Il semblerait que la résiliation de certains contrats d’acquisition de logements socio-participatifs (LSP) de Sidi Ali Lebhar et Sidi Ahmed, pour non-paiement de la deuxième tranche à l’OPGI, n’était qu’un prétexte pour octroyer des logements à… des joueurs de la JSMB. En effet, en plus du fait que les malheureux acquéreurs dont les contrats ont été résiliés soient des cas sociaux que rien n’interdit de « ménager », ces joueurs de la JSMB n’ont même pas le droit de prétendre à l’acquisition d’un LSP puisque deux conditions, sont posées au préalable, à savoir ne pas être propriétaire d’un bien et ne pas avoir un revenu mensuel dépassant les 60 000 DA, avec les éventuels revenus du conjoint compris.
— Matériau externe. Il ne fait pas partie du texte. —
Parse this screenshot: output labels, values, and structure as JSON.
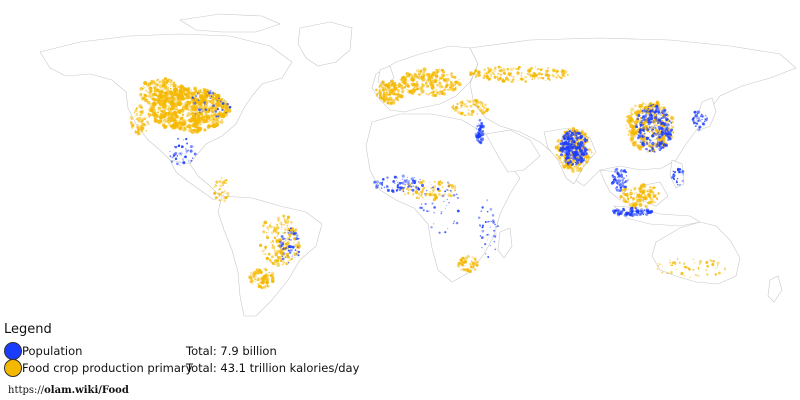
{
  "legend": {
    "title": "Legend",
    "items": [
      {
        "label": "Population",
        "total": "Total: 7.9 billion",
        "color": "#1a3cff"
      },
      {
        "label": "Food crop production primary",
        "total": "Total: 43.1 trillion kalories/day",
        "color": "#f5b800"
      }
    ]
  },
  "source": {
    "prefix": "https://",
    "domain": "olam.wiki/Food"
  },
  "map": {
    "land_color": "#ffffff",
    "border_color": "#c8c8c8"
  }
}
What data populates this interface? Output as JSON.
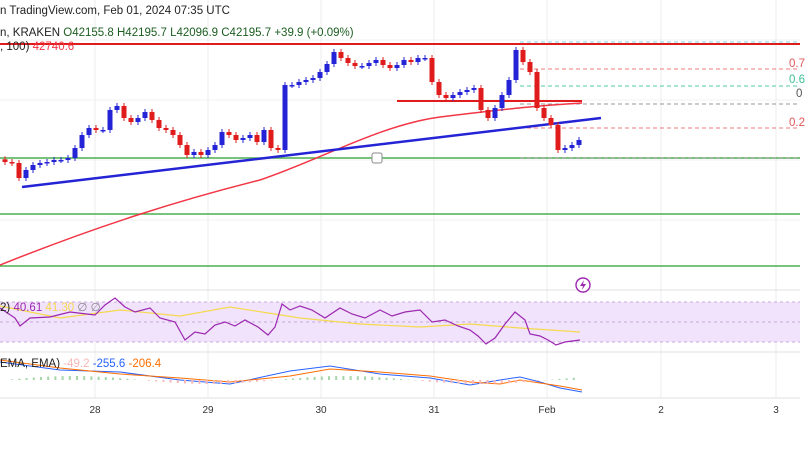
{
  "header": {
    "publisher": "n TradingView.com, Feb 01, 2024 07:35 UTC",
    "symbol": "n, KRAKEN",
    "open": "O42155.8",
    "high": "H42195.7",
    "low": "L42096.9",
    "close": "C42195.7",
    "change": "+39.9 (+0.09%)"
  },
  "sma": {
    "label": ", 100)",
    "value": "42740.6",
    "color": "#f23645"
  },
  "rsi": {
    "label": "2)",
    "value1": "40.61",
    "value2": "41.30",
    "extra1": "∅",
    "extra2": "∅",
    "color": "#9c27b0",
    "ma_color": "#f5d94e"
  },
  "macd": {
    "label": "EMA, EMA)",
    "hist": "-49.2",
    "macd": "-255.6",
    "signal": "-206.4"
  },
  "fib_labels": [
    "0.7",
    "0.6",
    "0",
    "0.2"
  ],
  "colors": {
    "up": "#2424d6",
    "down": "#e01b1b",
    "trend": "#2424d6",
    "support": "#4caf50",
    "resistance": "#e01b1b"
  },
  "chart_data": {
    "type": "candlestick",
    "title": "",
    "x_ticks": [
      "28",
      "29",
      "30",
      "31",
      "Feb",
      "2",
      "3"
    ],
    "closes": [
      41872,
      41858,
      41637,
      41755,
      41828,
      41858,
      41872,
      41902,
      41902,
      41931,
      42078,
      42269,
      42372,
      42343,
      42343,
      42637,
      42696,
      42519,
      42460,
      42519,
      42607,
      42490,
      42372,
      42343,
      42269,
      42122,
      41975,
      42020,
      41975,
      42049,
      42122,
      42313,
      42269,
      42196,
      42225,
      42269,
      42166,
      42343,
      42078,
      42049,
      43004,
      43004,
      43048,
      43078,
      43107,
      43195,
      43313,
      43489,
      43401,
      43328,
      43283,
      43283,
      43328,
      43372,
      43298,
      43254,
      43298,
      43372,
      43342,
      43401,
      43401,
      43048,
      42857,
      42813,
      42857,
      42901,
      42931,
      42960,
      42637,
      42519,
      42666,
      42857,
      43078,
      43519,
      43342,
      43195,
      42666,
      42519,
      42416,
      42049,
      42078,
      42122,
      42196
    ],
    "horizontal_levels": {
      "resistance": [
        43607,
        42770
      ],
      "support": [
        41931,
        41100,
        40340
      ]
    },
    "sma_100_last": 42740.6,
    "last_close": 42195.7
  }
}
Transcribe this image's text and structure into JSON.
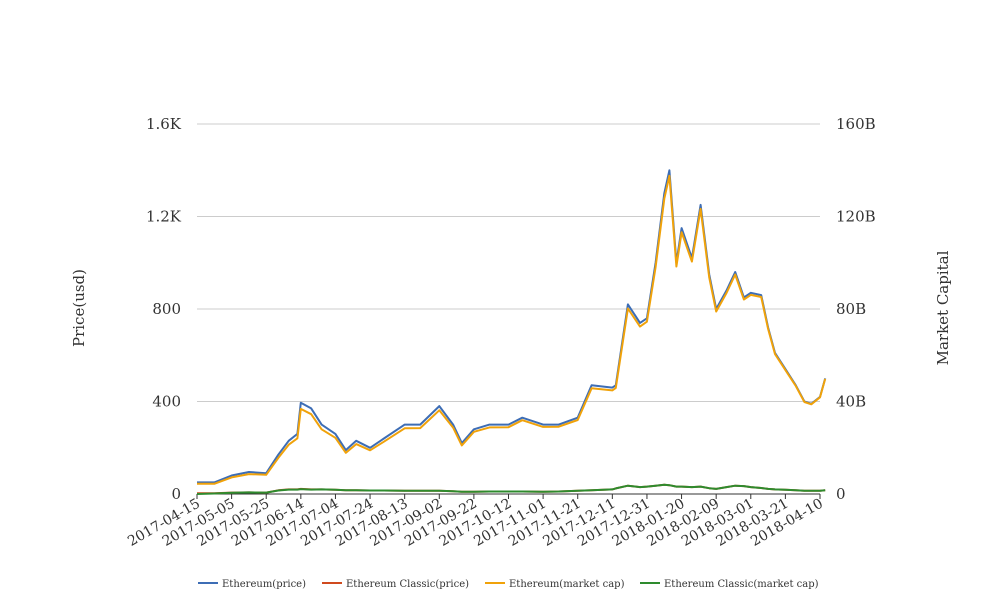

Or, ce n’est un secret pour personne qu’un joueur professionnel de football touche, à lui seul, un salaire dépassant de très loin les 60 000 DA. Cette irrégularité aurait été commise du temps où Riyad Benraïs était le DG de l’OPGI de Béjaïa. D’ailleurs, même son propre fils, Boubekeur Benraïs, est bénéficiaire d’un LSP. Parmis les joueurs de la JSMB qui ont bénéficié d’un contrat d’acquisition d’un LSP, citons Kamel Marek, Mouloud Ismaïl, Mounir Zaghdoud, Mohamed Lamine Belkheïr, ainsi que Fawzi Boulaïnceur qui évolue actuellement à… Batna. Nassim Oussalah, joueur de la JSK, se serait, quant à lui, désisté après avoir fait partie de la première liste. Enfin, reste à savoir si les dossiers de ces joueurs cités sont passés par la CNL et la commission d’approbation de la wilaya. Dans le cas affirmatif, le nombre de complices, dans ce scandale, serait longue.